Não. Sabia que começaria com não, como não?

Sabe, saber, saber é um saber estranho, como não soube saber?

E o sujeito…ah, o sujeito anda, vago, pela noite acesa e densa.

Gotas no vidro não sinalizam nada, talvez um ventre enxuto de bons

bebês morrendo de respirar: o choro, o riso, o escárnio do mundo.

Caminhou pela mesma rua, pensando nas mesmas horas e no que escreveria,

como se houvesse rédeas, regras, releria o pensamento?

Tantos dias foram, mas nenhum como este. Depois da quase morte, do sinal de sorte, do sangue jorrando na cara cansada.

Só uma fonte para escorrer a escassez do sentimento nadificante que não chove, não molha, não esfria, não aquece, esquenta, esquece, esquece! Esqueça, esqueça, esqueça: mantra do dia, mantra da noite, mantra dos malditos dias de sangue.

Já leu aquela dor?

Quer dinheiro, quem diria. Quer sossego, quem diria. Quer alívio, conforto e carinho, quem diria, quem diria que o alívio, que o carinho, que o conforto…não seria a mochila, o sorriso, o vento soltos? Juntos, bem agarrados ao seu corpo?

vai ser assim

não vou lembrar

não vai poder olhar

só nuvem

estrada

barro

haverá luz e solidão

velas pelo chão queimando com a cêra do ouvido, limpando o chão árido do asfalto molhado.

não haverá nada

só o pensamento

só a busca pela felicidade

ela existe

deuses dizem

humanos dizem

ela existe

a felicidade, deus, ela existe, deus, deus?
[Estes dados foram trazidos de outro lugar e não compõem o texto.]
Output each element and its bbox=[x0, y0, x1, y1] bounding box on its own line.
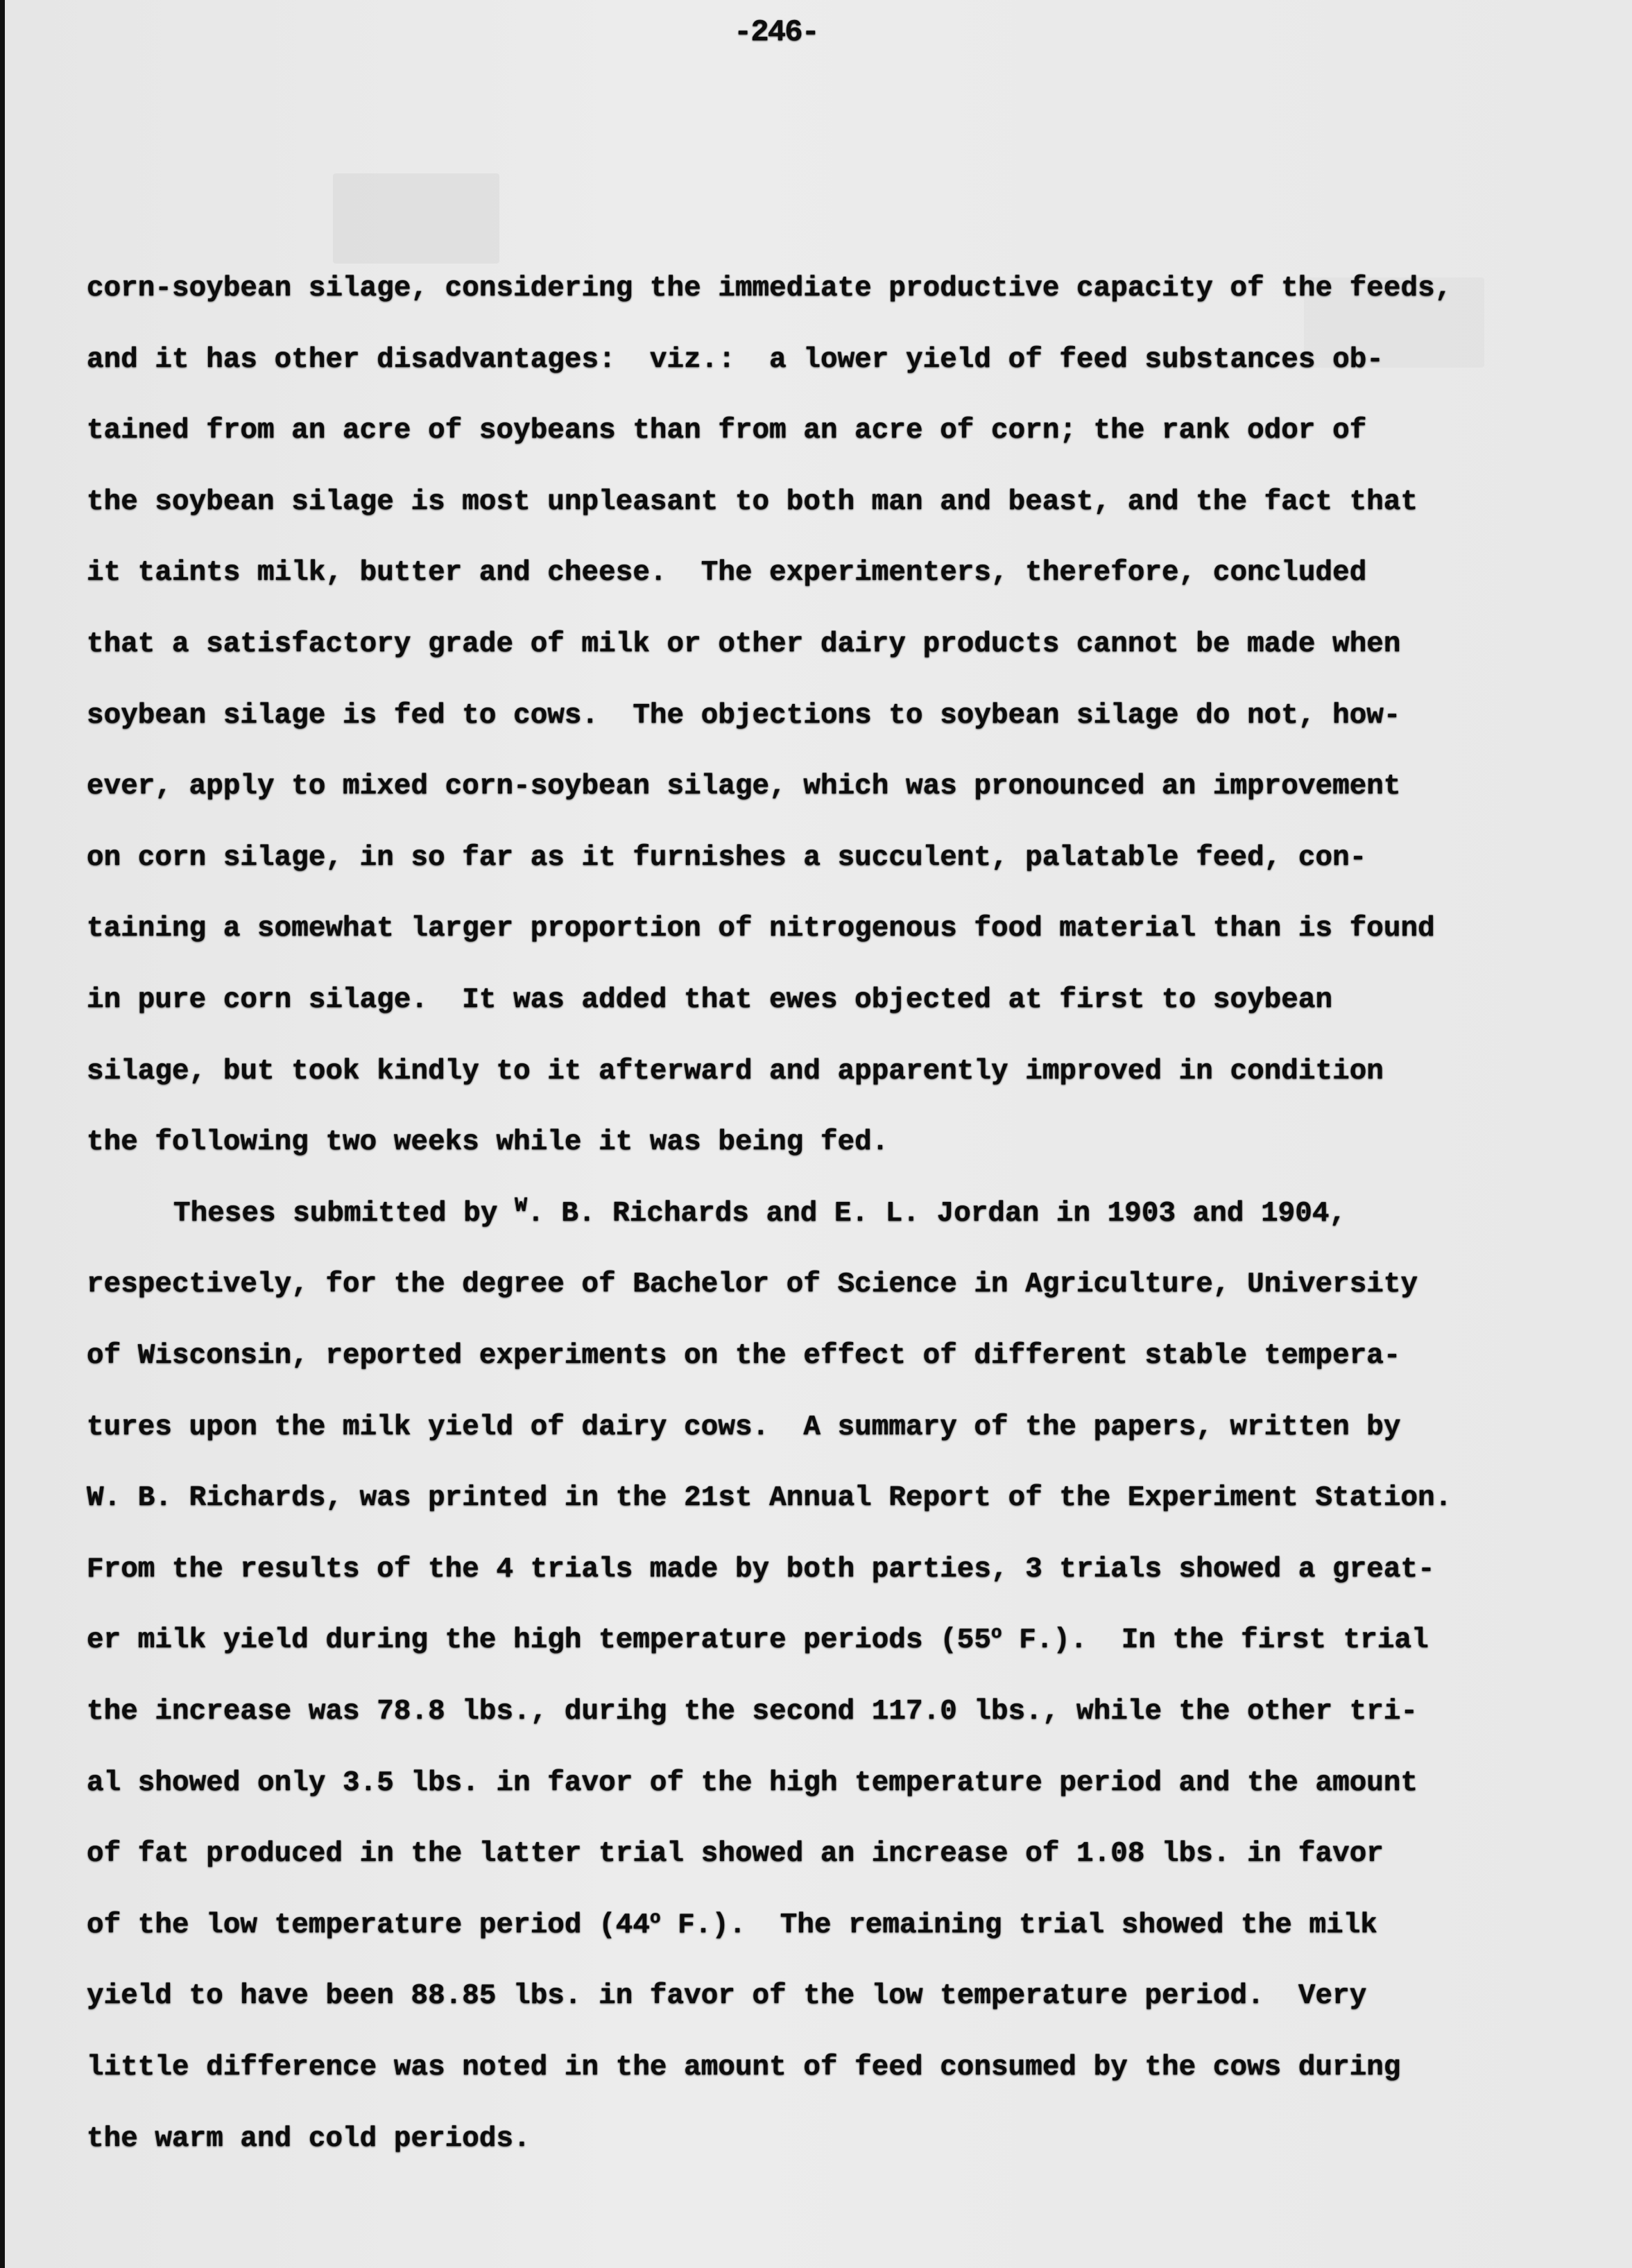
bleed-through-mark bbox=[333, 173, 499, 264]
text-line: ever, apply to mixed corn-soybean silage… bbox=[87, 766, 1401, 807]
text-line: silage, but took kindly to it afterward … bbox=[87, 1051, 1384, 1092]
text-run: F.). The remaining trial showed the milk bbox=[661, 1909, 1377, 1941]
text-line: the following two weeks while it was bei… bbox=[87, 1122, 888, 1163]
text-run: Theses submitted by bbox=[173, 1198, 515, 1230]
text-line: the increase was 78.8 lbs., durihg the s… bbox=[87, 1691, 1418, 1733]
text-line: corn-soybean silage, considering the imm… bbox=[87, 268, 1452, 309]
text-line: the warm and cold periods. bbox=[87, 2118, 531, 2160]
text-line: Theses submitted by W. B. Richards and E… bbox=[173, 1193, 1346, 1235]
text-line: W. B. Richards, was printed in the 21st … bbox=[87, 1477, 1452, 1519]
text-line: respectively, for the degree of Bachelor… bbox=[87, 1264, 1418, 1305]
text-line: soybean silage is fed to cows. The objec… bbox=[87, 695, 1401, 737]
text-run: of the low temperature period (44 bbox=[87, 1909, 650, 1941]
text-line: tained from an acre of soybeans than fro… bbox=[87, 410, 1366, 452]
text-line: From the results of the 4 trials made by… bbox=[87, 1549, 1435, 1590]
text-line: the soybean silage is most unpleasant to… bbox=[87, 481, 1418, 523]
text-run: er milk yield during the high temperatur… bbox=[87, 1624, 991, 1656]
text-line: on corn silage, in so far as it furnishe… bbox=[87, 837, 1366, 879]
text-line: of Wisconsin, reported experiments on th… bbox=[87, 1335, 1401, 1377]
raised-initial: W bbox=[515, 1194, 527, 1218]
text-line: and it has other disadvantages: viz.: a … bbox=[87, 339, 1384, 381]
document-page: -246- corn-soybean silage, considering t… bbox=[0, 0, 1632, 2268]
scan-left-border bbox=[0, 0, 5, 2268]
text-line: that a satisfactory grade of milk or oth… bbox=[87, 624, 1401, 665]
text-line: in pure corn silage. It was added that e… bbox=[87, 979, 1332, 1021]
text-line: yield to have been 88.85 lbs. in favor o… bbox=[87, 1975, 1366, 2017]
text-line: taining a somewhat larger proportion of … bbox=[87, 908, 1435, 950]
text-line: tures upon the milk yield of dairy cows.… bbox=[87, 1407, 1401, 1448]
text-line: little difference was noted in the amoun… bbox=[87, 2047, 1401, 2088]
text-line: al showed only 3.5 lbs. in favor of the … bbox=[87, 1762, 1418, 1804]
text-line: of the low temperature period (44o F.). … bbox=[87, 1905, 1377, 1946]
text-run: . B. Richards and E. L. Jordan in 1903 a… bbox=[527, 1198, 1346, 1230]
degree-mark: o bbox=[650, 1907, 661, 1928]
text-line: of fat produced in the latter trial show… bbox=[87, 1833, 1384, 1875]
page-number: -246- bbox=[734, 15, 818, 50]
degree-mark: o bbox=[991, 1622, 1002, 1643]
text-line: er milk yield during the high temperatur… bbox=[87, 1620, 1429, 1661]
text-run: F.). In the first trial bbox=[1002, 1624, 1429, 1656]
text-line: it taints milk, butter and cheese. The e… bbox=[87, 552, 1366, 594]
acreditar, quero tanto acreditar

ela quer também, a alma, sabe, deus?

aquele filme vende, mas não é por ele…deus, estás aí?

não quero de barbas, nem branco, quero as partículas da tua lágrima, do teu sangue também…do teu suor deslizando lentamente sobre a barriga roendo de fome, deus! Olha aqui!

Olha só, como te olham, como te buscam, como te chamam de felicidade!

Eu acredito em ti deusa, felicidade…eu quero acreditar.

onde estás, onde busco?

em que vôo que me jogo?

por que não agora?

por que?

covardia da alma e do corpo

será tarde diz a voz

será tarde quando teus pulmões não mais desejarem o ar

as vísceras estarão expostas

foi quase um acidente

foi quase, quase…poderia e nada teria restado.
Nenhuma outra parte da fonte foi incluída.